Lee juga menyerukan penyelidikan atas dugaan kejahatan perang yang sedang berlangsung dan kejahatan terhadap kemanusiaan di Negara Bagian Rakhine dan Chin di Myanmar "Sementara dunia sedang mengalami pandemi Covid-19, militer Myanmar terus meningkatkan serangannya di Negara Rakhine, dengan menargetkan penduduk sipil," kata Lee dikutip laman resmi HAM PBB.
"Desakan untuk gencatan senjata, termasuk oleh Tentara Arakan, tidak diindahkan. Sebaliknya, Tatmadaw (pasukan militer Myanmar) menimbulkan penderitaan besar pada komunitas etnis di Rakhine dan Chin," katanya menambahkan.
Menurutnya, Tatmadaw secara sistematis melanggar prinsip-prinsip paling mendasar dari hukum humaniter internasional dan hak asasi manusia. Perilakunya terhadap penduduk sipil di Rakhine dan Negara-negara Chin, kata Lee sama saja dengan kejahatan perang dan kejahatan terhadap kemanusiaan.
"Semua pihak dalam konflik, termasuk Tentara Arakan juga harus melindungi warga sipil," katanya. Konflik bersenjata telah berkobar di Rakhine dan Negara-negara Chin sejak Desember 2018 antara Tatmadaw dan Tentara Arakan.
Dalam beberapa pekan terakhir April ini, Tatmadaw telah meningkatkan serangan terhadap warga sipil. Lebih dari 157 ribu orang telah terlantar, dan ratusan termasuk perempuan dan anak-anak terbunuh dan terluka sejak konflik dimulai.
Tentara Arakan juga telah melakukan permusuhan dengan cara yang berdampak negatif pada warga sipil, termasuk penculikan pejabat lokal dan anggota parlemen.
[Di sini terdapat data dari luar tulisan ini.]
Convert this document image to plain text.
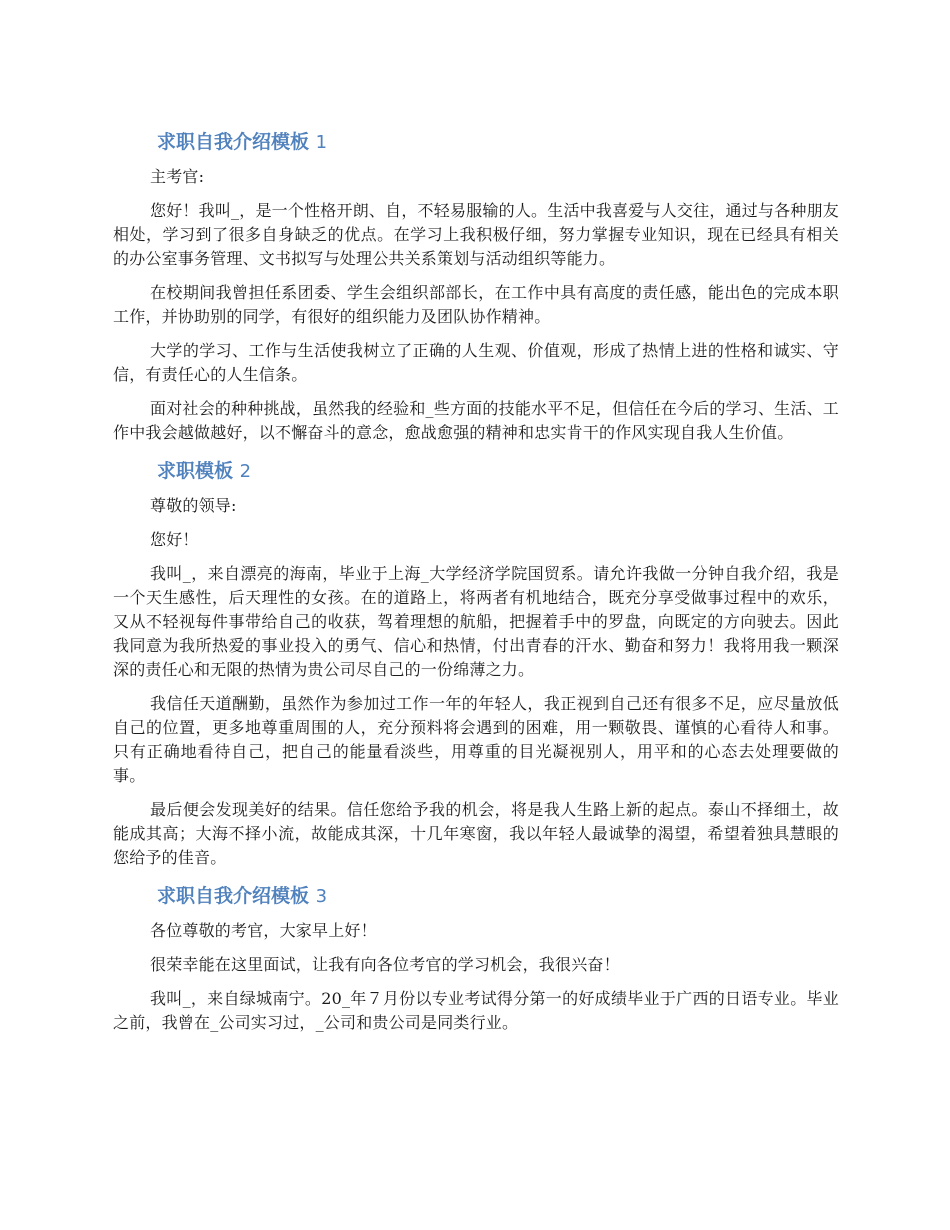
求职自我介绍模板 1

主考官:

您好！我叫_，是一个性格开朗、自，不轻易服输的人。生活中我喜爱与人交往，通过与各种朋友相处，学习到了很多自身缺乏的优点。在学习上我积极仔细，努力掌握专业知识，现在已经具有相关的办公室事务管理、文书拟写与处理公共关系策划与活动组织等能力。

在校期间我曾担任系团委、学生会组织部部长，在工作中具有高度的责任感，能出色的完成本职工作，并协助别的同学，有很好的组织能力及团队协作精神。

大学的学习、工作与生活使我树立了正确的人生观、价值观，形成了热情上进的性格和诚实、守信，有责任心的人生信条。

面对社会的种种挑战，虽然我的经验和_些方面的技能水平不足，但信任在今后的学习、生活、工作中我会越做越好，以不懈奋斗的意念，愈战愈强的精神和忠实肯干的作风实现自我人生价值。

求职模板 2

尊敬的领导:

您好！

我叫_，来自漂亮的海南，毕业于上海_大学经济学院国贸系。请允许我做一分钟自我介绍，我是一个天生感性，后天理性的女孩。在的道路上，将两者有机地结合，既充分享受做事过程中的欢乐，又从不轻视每件事带给自己的收获，驾着理想的航船，把握着手中的罗盘，向既定的方向驶去。因此我同意为我所热爱的事业投入的勇气、信心和热情，付出青春的汗水、勤奋和努力！我将用我一颗深深的责任心和无限的热情为贵公司尽自己的一份绵薄之力。

我信任天道酬勤，虽然作为参加过工作一年的年轻人，我正视到自己还有很多不足，应尽量放低自己的位置，更多地尊重周围的人，充分预料将会遇到的困难，用一颗敬畏、谨慎的心看待人和事。只有正确地看待自己，把自己的能量看淡些，用尊重的目光凝视别人，用平和的心态去处理要做的事。

最后便会发现美好的结果。信任您给予我的机会，将是我人生路上新的起点。泰山不择细土，故能成其高；大海不择小流，故能成其深，十几年寒窗，我以年轻人最诚挚的渴望，希望着独具慧眼的您给予的佳音。

求职自我介绍模板 3

各位尊敬的考官，大家早上好！

很荣幸能在这里面试，让我有向各位考官的学习机会，我很兴奋！

我叫_，来自绿城南宁。20_年７月份以专业考试得分第一的好成绩毕业于广西的日语专业。毕业之前，我曾在_公司实习过，_公司和贵公司是同类行业。
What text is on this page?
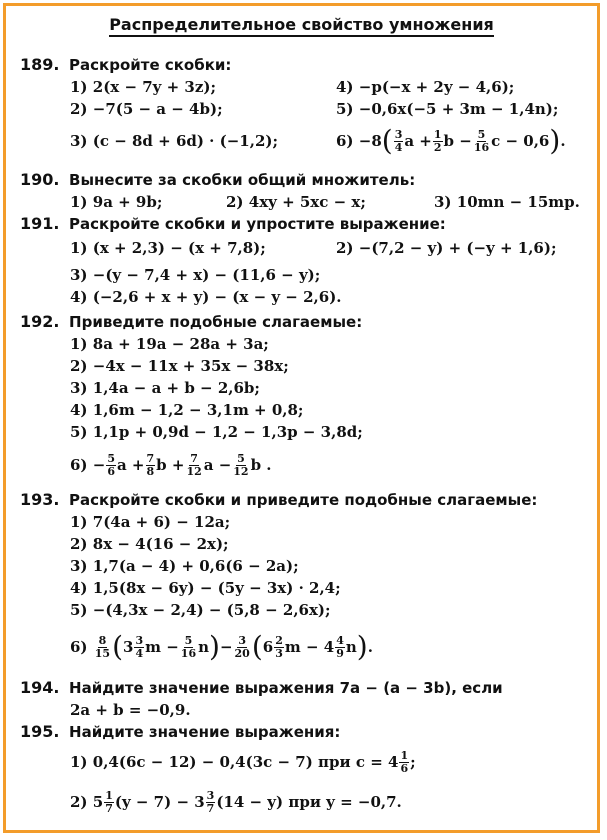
Распределительное свойство умножения
189.
Раскройте скобки:
1) 2(x − 7y + 3z);	4) −p(−x + 2y − 4,6);
2) −7(5 − a − 4b);	5) −0,6x(−5 + 3m − 1,4n);
3) (c − 8d + 6d) · (−1,2);	6) −8 ( $\frac{3}{4}$ $a + \frac{1}{2}$ $b - \frac{5}{16}$ c − 0,6 ) .
190.
Вынесите за скобки общий множитель:
1) 9a + 9b;	2) 4xy + 5xc − x;	3) 10mn − 15mp.
191.
Раскройте скобки и упростите выражение:
1) (x + 2,3) − (x + 7,8);	2) −(7,2 − y) + (−y + 1,6);
3) −(y − 7,4 + x) − (11,6 − y);
4) (−2,6 + x + y) − (x − y − 2,6).
192.
Приведите подобные слагаемые:
1) 8a + 19a − 28a + 3a;
2) −4x − 11x + 35x − 38x;
3) 1,4a − a + b − 2,6b;
4) 1,6m − 1,2 − 3,1m + 0,8;
5) 1,1p + 0,9d − 1,2 − 1,3p − 3,8d;
$6) - \frac{5}{6}$ $a + \frac{7}{8}$ $b + \frac{7}{12}$ $a - \frac{5}{12}$ b .
193.
Раскройте скобки и приведите подобные слагаемые:
1) 7(4a + 6) − 12a;
2) 8x − 4(16 − 2x);
3) 1,7(a − 4) + 0,6(6 − 2a);
4) 1,5(8x − 6y) − (5y − 3x) · 2,4;
5) −(4,3x − 2,4) − (5,8 − 2,6x);
6)
$\frac{8}{15}$ ( $3 \frac{3}{4}$ $m - \frac{5}{16}$ n ) − $\frac{3}{20}$ ( $6 \frac{2}{3}$ $m - 4 \frac{4}{9}$ n ) .
194.
Найдите значение выражения 7a − (a − 3b), если
2a + b = −0,9.
195.
Найдите значение выражения:
1) 0,4(6c − 12) − 0,4(3c − 7) при $c = 4 \frac{1}{6}$ ;
2) $5 \frac{1}{7} (y - 7) - 3 \frac{3}{7} (14 - y)$ при y = −0,7.
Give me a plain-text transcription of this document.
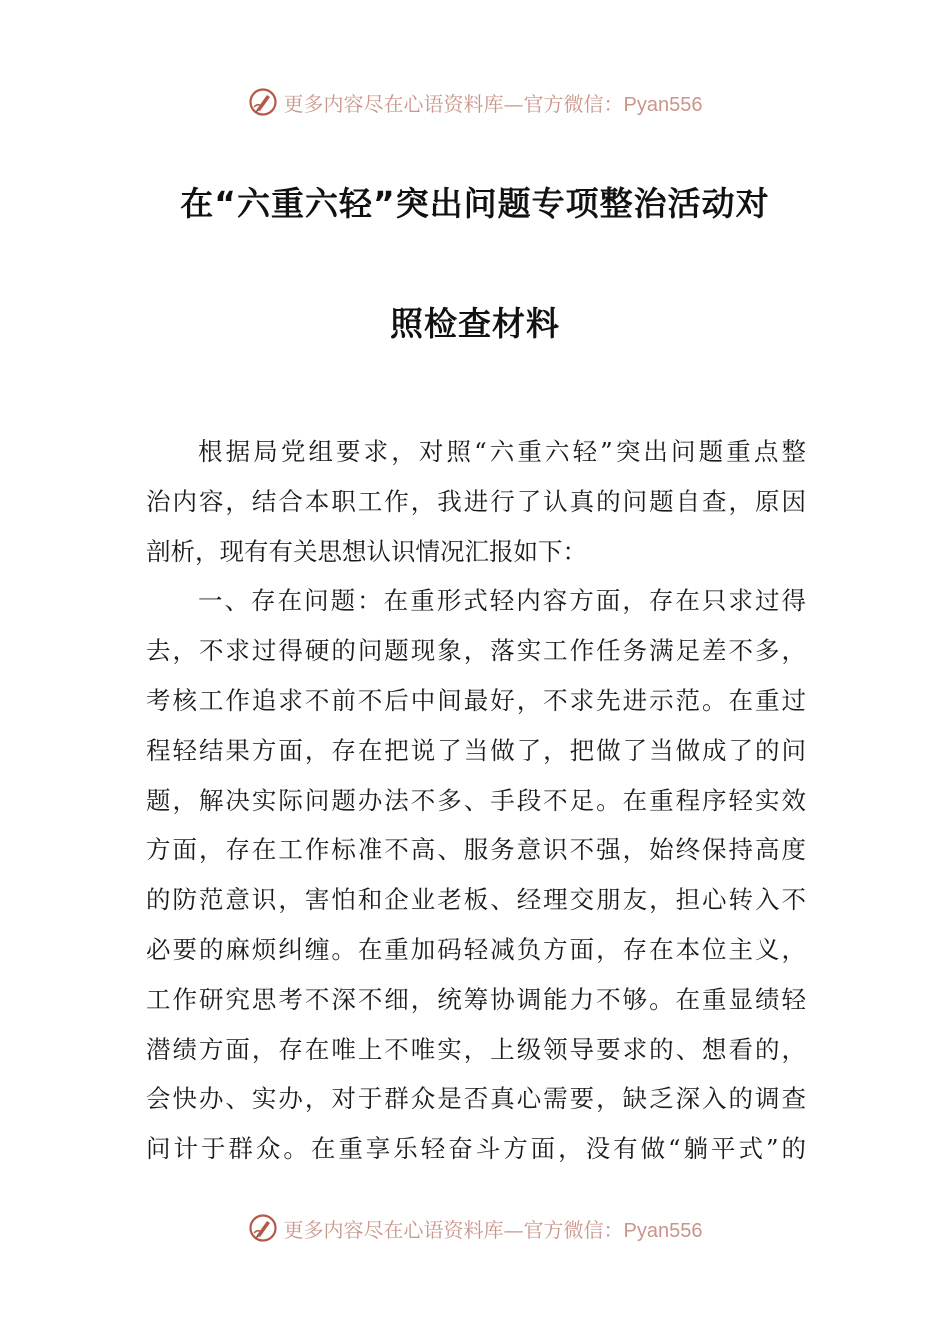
更多内容尽在心语资料库—官方微信：Pyan556
在“六重六轻”突出问题专项整治活动对
照检查材料
根据局党组要求，对照“六重六轻”突出问题重点整
治内容，结合本职工作，我进行了认真的问题自查，原因
剖析，现有有关思想认识情况汇报如下：
一、存在问题：在重形式轻内容方面，存在只求过得
去，不求过得硬的问题现象，落实工作任务满足差不多，
考核工作追求不前不后中间最好，不求先进示范。在重过
程轻结果方面，存在把说了当做了，把做了当做成了的问
题，解决实际问题办法不多、手段不足。在重程序轻实效
方面，存在工作标准不高、服务意识不强，始终保持高度
的防范意识，害怕和企业老板、经理交朋友，担心转入不
必要的麻烦纠缠。在重加码轻减负方面，存在本位主义，
工作研究思考不深不细，统筹协调能力不够。在重显绩轻
潜绩方面，存在唯上不唯实，上级领导要求的、想看的，
会快办、实办，对于群众是否真心需要，缺乏深入的调查
问计于群众。在重享乐轻奋斗方面，没有做“躺平式”的
更多内容尽在心语资料库—官方微信：Pyan556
Baru-baru ini, pada 12 April, Angkatan Darat Arakan dilaporkan telah menculik seorang anggota terpilih dari komite Kotapraja Paletwa. Namun negara itu telah mendeklarasikan gencatan senjata sepihak yang berdampak meningkatkan perlindungan sipil. Fokus semua otoritas kini ada pada pandemi, termasuk pasukan keamanan yang harus berurusan dengan krisis Covid-19.